We've unpacked and repacked very large, heavy suit cases many times. Infact, it seems like we've packed and unpacked at least 8,000,000 times. Okay, maybe I'm over exaggerating a little. I am a bit dramatic at times. Not like full on drama queen or bridezilla, but dramatic. Mildly dramatic. Anyway, I FEEL like I've packed and unpacked and repacked many more times than I actually have.
If you know me well, I like packing. It is the "UN" part of anything that I don't like. For example, un-pack, or un-answered or un-announced. I don't even like the word underwear because it starts with UN, which usually means there is more work or discomfort. Either way, I simply enjoy the packing phase. However, after getting rid of so many THINGS I thought we would be better off when it came down to the actual jump-across-the-giant-pond-packing-marathon. But, alas, it really didn't change the 6 suit case, 70 pounds per bag, limit.
When I think about packing my short 28 years into 6 large suit cases, I KNOW it's not a problem. But, I have a child who loves books and cars, and an awesome husband who is WAY more into fashion than I could ever be, sooooo....he has great shoes!! He has a lot of, uh.....great shoes, and clothes. He's a bargain shopper but he likes nice shoes and he'll hunt & hunt until he gets a cheap deal. I love my husband, and I'm not putting this out here for all of you wonderful people to see me shaming my husband, but the man has a shoe problem!! Okay, again...maybe adding in some drama, but we had to have a talk - I call it a shoe-ter-vention.
So finally I said today, "You have got to do something about the shoes, I mean come on. For the LOVE!!!" (I am a HUGE fan, by the way, of Jen Hatmaker, and her new book, For the Love, which is totally rocking my night time readings and giving me some serious encouragement all at the same time.) After some talking, he agreed to cut back on some of the things he packed, but not the shoes. He said to me, exactly in his own words, "The clothes will go before the shoes. I've had most of those shoes for at least 8 years." Honestly, I appreciated his honesty. And now I know if I throw anything out of his bag, the clothes go first!
While we are pretty much ready, minus the juggling of bags and weight and shoes and what not, we ARE ready. I think emotionally ready. Thankfully, a lot of the heavy lift and difficulty in this process was finished long ago - back in June.
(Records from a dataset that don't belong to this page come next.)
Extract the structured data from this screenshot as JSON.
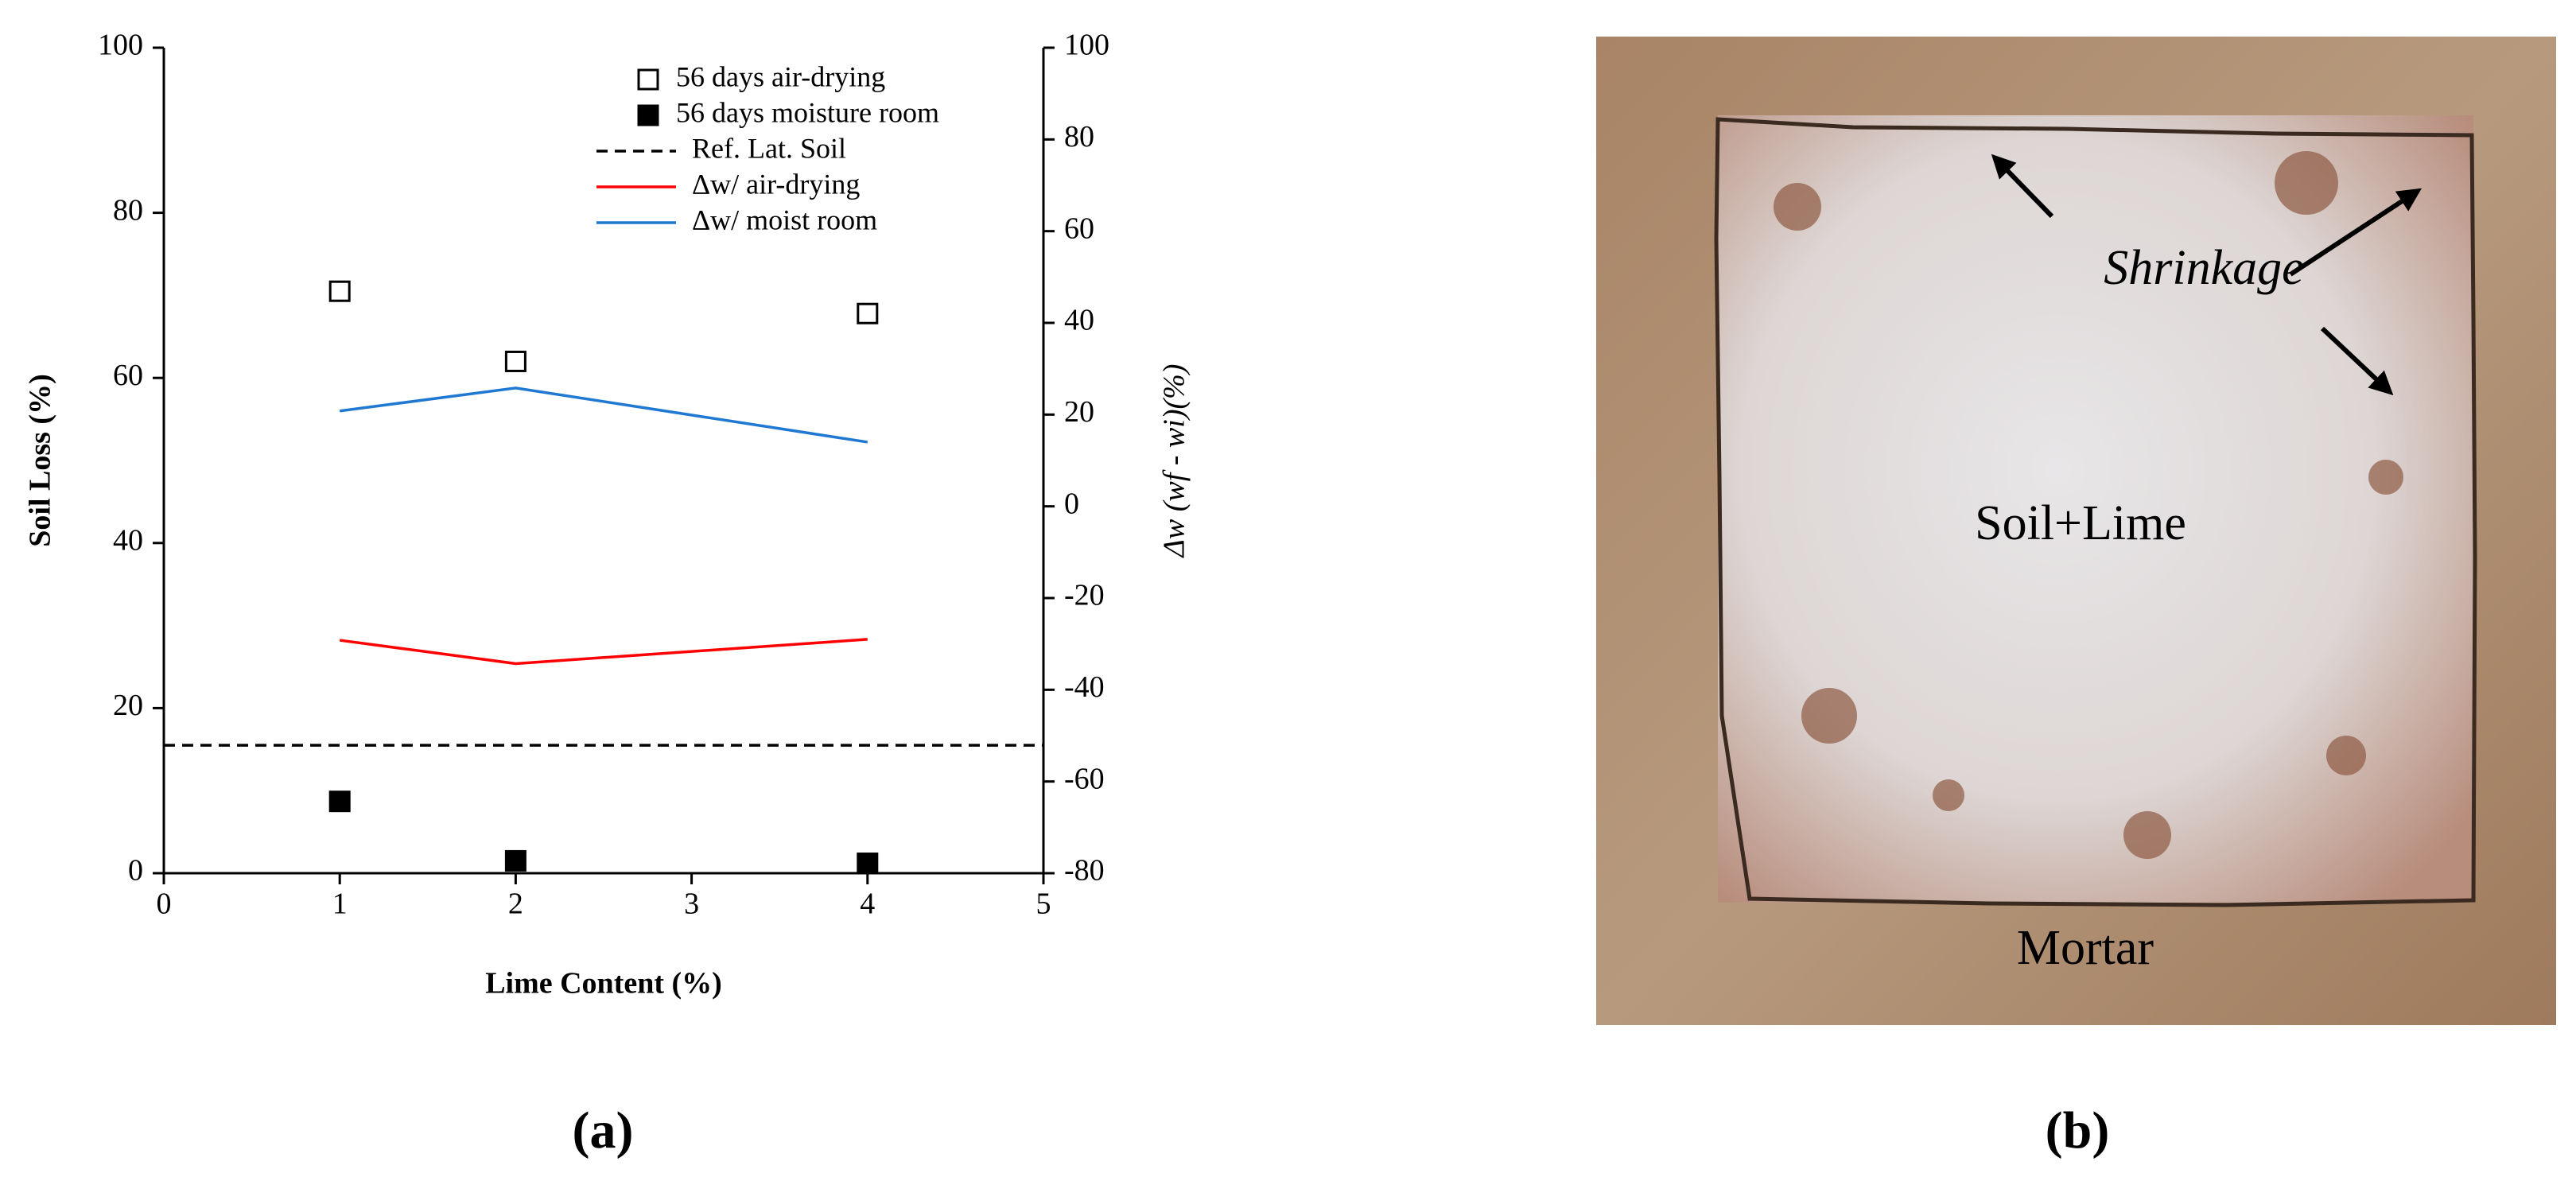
{
  "chart_data": {
    "type": "combo",
    "caption": "(a)",
    "xlabel": "Lime Content (%)",
    "ylabel": "Soil Loss (%)",
    "y2label": "Δw (wf - wi)(%)",
    "x": [
      1,
      2,
      4
    ],
    "xlim": [
      0,
      5
    ],
    "xticks": [
      0,
      1,
      2,
      3,
      4,
      5
    ],
    "ylim": [
      0,
      100
    ],
    "yticks": [
      0,
      20,
      40,
      60,
      80,
      100
    ],
    "y2lim": [
      -80,
      100
    ],
    "y2ticks": [
      -80,
      -60,
      -40,
      -20,
      0,
      20,
      40,
      60,
      80,
      100
    ],
    "series": [
      {
        "name": "56 days air-drying",
        "style": "scatter",
        "marker": "open-square",
        "color": "#000000",
        "values": [
          70.5,
          62,
          67.8
        ]
      },
      {
        "name": "56 days moisture room",
        "style": "scatter",
        "marker": "square",
        "color": "#000000",
        "values": [
          8.7,
          1.5,
          1.2
        ]
      },
      {
        "name": "Ref. Lat. Soil",
        "style": "line",
        "dash": true,
        "color": "#000000",
        "x": [
          0,
          5
        ],
        "values": [
          15.5,
          15.5
        ]
      },
      {
        "name": "Δw/ air-drying",
        "style": "line",
        "axis": "y2",
        "color": "#ff0000",
        "values": [
          -29.2,
          -34.3,
          -29
        ]
      },
      {
        "name": "Δw/ moist room",
        "style": "line",
        "axis": "y2",
        "color": "#1f78d1",
        "values": [
          20.8,
          25.8,
          14
        ]
      }
    ]
  },
  "photo": {
    "caption": "(b)",
    "labels": {
      "shrinkage": "Shrinkage",
      "center": "Soil+Lime",
      "border": "Mortar"
    }
  }
}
We rented our house, sold our car, totaled out the car I wrecked in May, and then we gave our dog, Ozzie, to a sweet, loving home. I have no idea how all of the pieces of the puzzle came together so quickly, or so perfectly, and the only way it all happened is this - God's timing. EVERY last detail has been put together - not by me, or Phil, or our board of directors, but God, all by Himself. He knew it was time, He knows it is time, and He is making it happen.
People have been saying a lot lately, "Wow!! That's so great!! Aren't you scared, though? Worried? Nervous?" Honestly, yes, to all of the above! I know for myself, I have been running through about 800 emotions (sorry, exaggerating again) every day. I get SO excited about going back to the culture, people, and country that God created & knit together, and has given us the opportunity to return to. Then, I stress over packing too much or too little, or I worry that we haven't said goodbye to someone who we might really hurt, and then I go back to being excited to see family & friends. It's kind of like riding the tea cup ride at Disney Land - at first it's really fun, and then you get a little dizzy, and then it's fun again, and then you're finally ready for the stinkin' ride to just STOP!! I feel like the planning has been coming for so many year, for so long, and now that it's here, let's GO!! But there is so much to do in just the next 6 short days. I mean, Durango, hello?! There is so much I'll miss about my hometown. We'll try to pack as much fun & time with family & friends over the next 6 days, and then, just as quickly as the dream started, we'll be off to begin again.
I think we'll be fine. The flights are long, and the schedule of flights is a little weird, but I am so thankful for a wonderful God who has taken a dream and turned it into reality. That's not to say there hasn't been hard work, and often times many tears of frustration or disappointment, but God has always had this dream in the palm of His hand. He knew the best time, the best place and the best way to begin this journey. I'm praying that we'll fix our eyes on Him during the journey and enjoy the ride. After all, life is meant to be lived - it is a gift, and we intend to chase our dreams until God calls us home.